H2-Cache: A Novel Hierarchical Dual-Stage Cache for High-Performance Acceleration of Generative Diffusion Models

Diffusion models have emerged as state-of-the-art in image generation, but their practical deployment is hindered by the significant computational cost of their iterative denoising process. While existing caching techniques can accelerate inference, they often create a challenging trade-off between speed and fidelity, suffering from quality degradation and high computational overhead. To address these limitations, we introduce H2-Cache, a novel hierarchical caching mechanism designed for modern generative diffusion model architectures. Our method is founded on the key insight that the denoising process can be functionally separated into a structure-defining stage and a detail-refining stage. H2-Cache leverages this by employing a dual-threshold system, using independent thresholds (r₁, r₂) to selectively cache each stage.

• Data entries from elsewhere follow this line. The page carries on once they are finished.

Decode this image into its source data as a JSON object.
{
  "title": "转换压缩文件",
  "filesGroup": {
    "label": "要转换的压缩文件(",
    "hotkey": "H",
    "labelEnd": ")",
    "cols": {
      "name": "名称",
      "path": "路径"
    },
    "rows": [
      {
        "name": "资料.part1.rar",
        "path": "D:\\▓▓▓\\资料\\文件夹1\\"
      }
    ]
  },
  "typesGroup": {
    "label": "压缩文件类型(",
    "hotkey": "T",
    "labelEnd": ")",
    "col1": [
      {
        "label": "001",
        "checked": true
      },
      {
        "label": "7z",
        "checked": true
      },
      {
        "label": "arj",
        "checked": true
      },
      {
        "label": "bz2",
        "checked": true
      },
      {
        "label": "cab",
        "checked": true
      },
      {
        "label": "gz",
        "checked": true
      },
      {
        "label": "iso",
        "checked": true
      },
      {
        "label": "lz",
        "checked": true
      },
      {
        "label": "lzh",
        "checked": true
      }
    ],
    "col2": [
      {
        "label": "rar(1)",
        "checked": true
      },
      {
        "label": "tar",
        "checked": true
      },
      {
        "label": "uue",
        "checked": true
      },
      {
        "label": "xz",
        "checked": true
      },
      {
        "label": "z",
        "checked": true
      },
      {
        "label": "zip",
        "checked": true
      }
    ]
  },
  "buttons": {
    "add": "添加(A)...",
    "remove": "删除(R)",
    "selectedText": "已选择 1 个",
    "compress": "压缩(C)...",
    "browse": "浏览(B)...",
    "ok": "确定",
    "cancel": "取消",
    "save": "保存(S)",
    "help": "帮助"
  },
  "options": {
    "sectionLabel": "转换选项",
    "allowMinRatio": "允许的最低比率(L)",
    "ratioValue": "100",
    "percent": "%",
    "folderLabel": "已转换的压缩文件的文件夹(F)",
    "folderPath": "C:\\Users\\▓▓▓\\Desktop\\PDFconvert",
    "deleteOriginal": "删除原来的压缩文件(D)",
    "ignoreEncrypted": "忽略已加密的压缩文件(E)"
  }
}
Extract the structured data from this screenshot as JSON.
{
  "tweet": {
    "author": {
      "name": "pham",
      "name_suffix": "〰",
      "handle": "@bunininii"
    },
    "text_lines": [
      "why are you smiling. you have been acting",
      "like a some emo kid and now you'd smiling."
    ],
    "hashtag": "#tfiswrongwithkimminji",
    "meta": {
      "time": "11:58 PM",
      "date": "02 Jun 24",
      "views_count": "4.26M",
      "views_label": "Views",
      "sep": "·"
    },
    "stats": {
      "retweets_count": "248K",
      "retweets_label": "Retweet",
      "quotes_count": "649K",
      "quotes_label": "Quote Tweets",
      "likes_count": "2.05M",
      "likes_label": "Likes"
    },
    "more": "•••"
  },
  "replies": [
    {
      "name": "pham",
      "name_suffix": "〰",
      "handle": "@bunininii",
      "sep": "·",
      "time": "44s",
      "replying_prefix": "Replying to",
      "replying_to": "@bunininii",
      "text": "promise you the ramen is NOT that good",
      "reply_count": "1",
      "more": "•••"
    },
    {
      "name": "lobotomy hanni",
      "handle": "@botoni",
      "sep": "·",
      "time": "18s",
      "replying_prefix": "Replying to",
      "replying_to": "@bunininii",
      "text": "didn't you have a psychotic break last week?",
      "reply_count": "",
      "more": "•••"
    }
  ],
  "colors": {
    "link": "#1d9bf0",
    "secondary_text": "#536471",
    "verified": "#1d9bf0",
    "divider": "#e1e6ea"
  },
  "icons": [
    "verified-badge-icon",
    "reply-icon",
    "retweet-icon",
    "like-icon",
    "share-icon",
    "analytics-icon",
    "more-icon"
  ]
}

To ensure the efficiency of our dual-check approach, we introduce pooled feature summarization (PFS), a lightweight technique for robust and fast similarity estimation. Extensive experiments demonstrate that H2-Cache achieves significant acceleration—up to 7.01x on COCO; 5.08x at 100 steps on CUTE80—while maintaining image quality nearly identical to the baseline, quantitatively and qualitatively outperforming existing caching methods. Our work presents a robust and practical solution that effectively resolves the speed-quality dilemma, significantly lowering the barrier for the real-world application of high-fidelity diffusion models.